Babenhausen - Hausarzt Abrar Mirza hatte für Samstag zu einem „offenen Impftag“ aufgerufen. Etwa vor einer Woche hatte er mitgeteilt 1000 Impfdosen bestellt zu haben. Damit wollte er am 12. Juni Impfwilligen ohne vorherige Registrierung den ersehnten Piks geben. Doch mit dem folgenden massiven Ansturm hatte der Arzt wohl nicht gerechnet.

Corona: Impfstoff-Mangel - bis zu 2.000 Menschen reisen zu „offenem Impftag“

Bereits zum Start der Coronavirus-Impfaktion am Samstagmorgen hatten sich vor der Praxis rund 1500 bis 2000 Menschen eingefunden, um sich eine Impfung abzuholen. Einige davon waren bereits am Vortag angereist und hatten vor der Praxis campiert. Die Impfwilligen kamen teils von weither. Viele seien aus dem Raum Aschaffenburg ins hessische Babenhausen (Landkreis Darmstadt-Dieburg) gefahren, selbst aus Köln reiste laut Mirza ein Patient zu der Impfaktion.

Wartende vor einer Arztpraxis in Hessen, in der es einen offenen Impftag gibt.

Mit Erfolg: Dank einer Notfallreserve konnte Mirza bis zum Abend insgesamt 1200 Menschen impfen. Unter den Patienten seien vorwiegend jüngere Menschen unter 40 Jahren gewesen, die nach der Priorisierung bislang keine Chance auf eine Impfung hatten. Allen Menschen, die geduldig bis zum Schluss in der Warteschlange ausharrten, habe man noch eine Dosis des Impfstoffs von Johnson & Johnson verabreichen können, niemand von ihnen sei leer ausgegangen, heißt es. Ein Team aus sieben Leuten verabreichte die Impfungen und machte die Aktion möglich.

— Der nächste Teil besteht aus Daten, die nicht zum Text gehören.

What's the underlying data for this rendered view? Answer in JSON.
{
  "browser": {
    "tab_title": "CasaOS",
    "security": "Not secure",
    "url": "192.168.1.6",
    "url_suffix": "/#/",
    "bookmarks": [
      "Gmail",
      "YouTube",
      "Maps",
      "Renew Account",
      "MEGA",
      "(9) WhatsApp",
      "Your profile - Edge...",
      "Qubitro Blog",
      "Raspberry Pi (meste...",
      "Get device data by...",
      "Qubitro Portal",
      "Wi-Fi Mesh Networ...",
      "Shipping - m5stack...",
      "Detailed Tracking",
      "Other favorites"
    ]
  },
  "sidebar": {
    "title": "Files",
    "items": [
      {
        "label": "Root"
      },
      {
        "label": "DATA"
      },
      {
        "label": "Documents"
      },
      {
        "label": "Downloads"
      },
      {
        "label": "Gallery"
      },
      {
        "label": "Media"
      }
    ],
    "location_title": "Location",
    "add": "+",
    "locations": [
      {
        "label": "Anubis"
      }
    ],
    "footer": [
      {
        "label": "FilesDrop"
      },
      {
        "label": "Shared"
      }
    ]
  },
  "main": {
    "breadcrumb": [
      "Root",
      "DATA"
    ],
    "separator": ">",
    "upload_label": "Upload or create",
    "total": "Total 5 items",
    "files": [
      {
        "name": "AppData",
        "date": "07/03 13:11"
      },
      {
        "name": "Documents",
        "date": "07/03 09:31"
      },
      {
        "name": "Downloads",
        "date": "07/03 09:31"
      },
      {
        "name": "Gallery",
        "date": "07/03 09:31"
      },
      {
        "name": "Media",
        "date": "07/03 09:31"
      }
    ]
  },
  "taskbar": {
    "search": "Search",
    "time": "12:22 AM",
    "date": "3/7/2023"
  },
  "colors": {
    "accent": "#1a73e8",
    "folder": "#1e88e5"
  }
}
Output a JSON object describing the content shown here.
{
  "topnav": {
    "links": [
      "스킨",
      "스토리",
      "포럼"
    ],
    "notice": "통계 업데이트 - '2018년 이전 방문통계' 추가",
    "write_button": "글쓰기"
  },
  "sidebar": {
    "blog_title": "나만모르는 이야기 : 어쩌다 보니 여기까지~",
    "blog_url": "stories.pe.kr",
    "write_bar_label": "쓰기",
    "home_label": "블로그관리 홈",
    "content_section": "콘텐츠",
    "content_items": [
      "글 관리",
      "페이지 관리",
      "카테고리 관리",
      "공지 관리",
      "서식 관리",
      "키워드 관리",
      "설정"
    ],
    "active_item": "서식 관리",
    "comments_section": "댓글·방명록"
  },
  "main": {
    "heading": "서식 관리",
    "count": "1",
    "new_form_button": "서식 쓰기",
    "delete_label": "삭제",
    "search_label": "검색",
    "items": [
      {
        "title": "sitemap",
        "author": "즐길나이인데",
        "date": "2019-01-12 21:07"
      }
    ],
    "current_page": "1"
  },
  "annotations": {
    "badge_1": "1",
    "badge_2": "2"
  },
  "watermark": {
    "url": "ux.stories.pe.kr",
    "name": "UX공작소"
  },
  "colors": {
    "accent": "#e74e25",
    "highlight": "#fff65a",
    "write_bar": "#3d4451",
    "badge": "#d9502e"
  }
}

Corona: Ansturm auf „offenen Impftag“: Patienten campierten sogar vor der Praxis

Die Kleinstadt, die selbst nur rund 16.000 Einwohner hat, stellte der Andrang jedoch vor Schwierigkeiten. Schon morgens hatte Bürgermeister Dominik Stadler fast flehentlich dazu aufgerufen, nicht mehr nach Babenhausen anzureisen, da es im Stadtgebiet bereits zu erheblichen Verkehrseinschränkungen komme und keine Parkplätz mehr gebe.

Trotz der großen Menschenmenge verlief die Aktion jedoch friedlich und die Impfwilligen hielten sich an die geltenden Abstandsregelungen und die Maskenpflicht. Für eine weitere Aktion hat Mirza jedoch bereits einen anderen Ort im Kopf. Auf einem ehemaligen Kasernengelände würde es nach seinen Worten genügend Platz für einen zweiten „Impftag“ geben.

Eines zeigt die große Resonanz auf die Impfaktion laut Bürgermeister Stadler jedoch deutlich: „Wir brauchen endlich mehr Impfstoff.“ Sowohl Kommunen als auch Mediziner täten alles dafür, um der großen Nachfrage nachzukommen, also müssten auch die verantwortlichen Politiker dafür sorgen, dass mehr davon bereitgestellt werde. Die Impfaktion in Babenhausen war nicht die erste dieser Art. (chd mit dpa)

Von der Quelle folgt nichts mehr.